A ação policial que resultou na morte de um adolescente de 15 anos após participação dele no roubo de um carro, na Serra, em 2014, foi o que fez o dono do clube de tiro investigado por receber armas desviadas do Exército, que também é cabo da Polícia Militar, virar réu em ação penal por homicídio.
Além de Marcos Antônio Loureiro de Souza, outros dois policiais respondem pelo mesmo crime. Embora a abordagem tenha resultado na detenção de dois dos quatro envolvidos no assalto e na recuperação do automóvel, para o Ministério Público Estadual (MPES) os militares não agiram em legítima defesa e mataram o adolescente em fuga. Um dos tiros foi na nuca.
ASSALTO E PERSEGUIÇÃO
O assalto ocorreu na noite do dia 29 de janeiro de 2014, às margens da BR 101, nas imediações do bairro Barcelona, na Serra.

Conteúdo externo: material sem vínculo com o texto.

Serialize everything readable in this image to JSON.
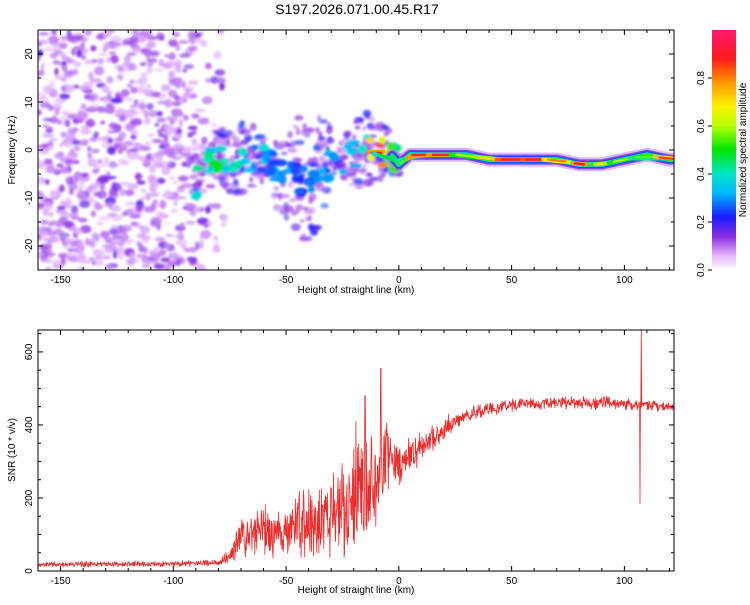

A perseguição policial terminou quando o carro dirigido pelos assaltantes bateu contra um barranco, no bairro Cidade Pomar. O quarto indivíduo conseguiu fugir.
TRIO POLICIAL TERIA MUDADO VERSÃO
Na denúncia oferecida pelo MPES em novembro de 2016, e aceita pela Justiça, a promotoria aponta que o trio policial mudou a versão para sustentar que a equipe apenas revidou tiros disparados pelos assaltantes após a colisão.
Essa versão, que surgiu no âmbito das apurações da Corregedoria da PM, difere da primeira, dada ainda na delegacia, quando os policiais não relataram terem sido alvo de disparos. Para o MPES, "inúmeras contradições foram apontadas" nos relatos dos militares.
Na etapa da investigação interna da PM, os policiais investigados, conforme os relatos aos quais o Gazeta Online teve acesso, não consideraram que houve contradição. Alegaram que os focos dos depoimentos colhidos deles, na delegacia e na corregedoria, eram distintos.
Os policiais atiraram 27 vezes contra o adolescente que morreu, segundo a denúncia. Quatro disparos o atingiram. Apesar de os depoimentos dos militares darem conta de que o adolescente partiu para cima deles com arma nas mãos, o rapaz recebeu um tiro na região da nuca.
Como é possível extrair dos depoimentos dos policiais, aos quais a reportagem teve acesso, o cabo Loureiro chegou a dizer que o adolescente só caiu depois que ele efetuou os últimos disparos. Em outro momento, o militar relatou que o adolescente morto pode ter sido baleado na região da nuca pelo comparsa que fugiu, acidentalmente. Não houve perícia para apontar de qual arma saíram os tiros que atingiram o rapaz.
Ao apurar a conduta dos policiais, a Corregedoria da PM fez diligências para localizar o quarto suspeito de participação no roubo do carro. O rapaz foi apontado pelos comparsas como morador de rua. No entanto, a corregedoria descobriu, tempos depois, que ele foi morto. O corpo foi encontrado amarrado em uma árvore e queimado.
A AÇÃO FOI LEGÍTIMA, DIZ DEFESA
A defesa dos três policiais afirma que a ação dos militares foi totalmente legítima e que eles agiram para evitar injusta agressão de bandidos armados.
"Eram quatro infratores, todos armados e que, após subtraírem um veículo, entraram em confronto com a guarnição em que se encontrava o cabo Loureiro e outros militares estaduais. A ação dos militares foi legítima, uma vez que repeliram injusta agressão. E isto restará devidamente provado na instrução da ação penal", afirmou Claudius Caballero, advogado dos três policiais no processo.
A reportagem procurou a Corregedoria da Polícia Militar durante uma semana mas, até o momento, não houve retorno.
COMPRA DE ARMAS
De licença médica da PM há mais de dois anos, o cabo Marcos Antônio Loureiro de Souza atua normalmente em negócios relacionados à empresa de armas de Guerreiros, com unidades em Vila Velha e Serra.
Segundo o Ministério Público Militar (MPM), foi ele quem negociou a compra de 166 armas com Alexandre de Almerida, tenente-coronel do Exército, no Rio de Janeiro, ex-chefe do setor de fiscalização de produtos controlados. Almeida era a mais importante autoridade no controle de armamentos que circulam no Rio de Janeiro e no Espírito.
Segundo O Globo, Marcos Antônio admitiu que a loja havia recebido "armas antigas", que teriam sido recolhidas na casa do tenente-coronel Almeida e levadas para Vila Velha. Pelo material, o empresário disse ter combinado o valor de R$ 90 mil a serem pagos em 12 prestações, três delas quitadas ainda em 2018.
Marco Antônio diz ter sido informado que as armas pertenciam a um colecionador que havia morrido e que acreditava que a quantia seria entregue ao filho dele.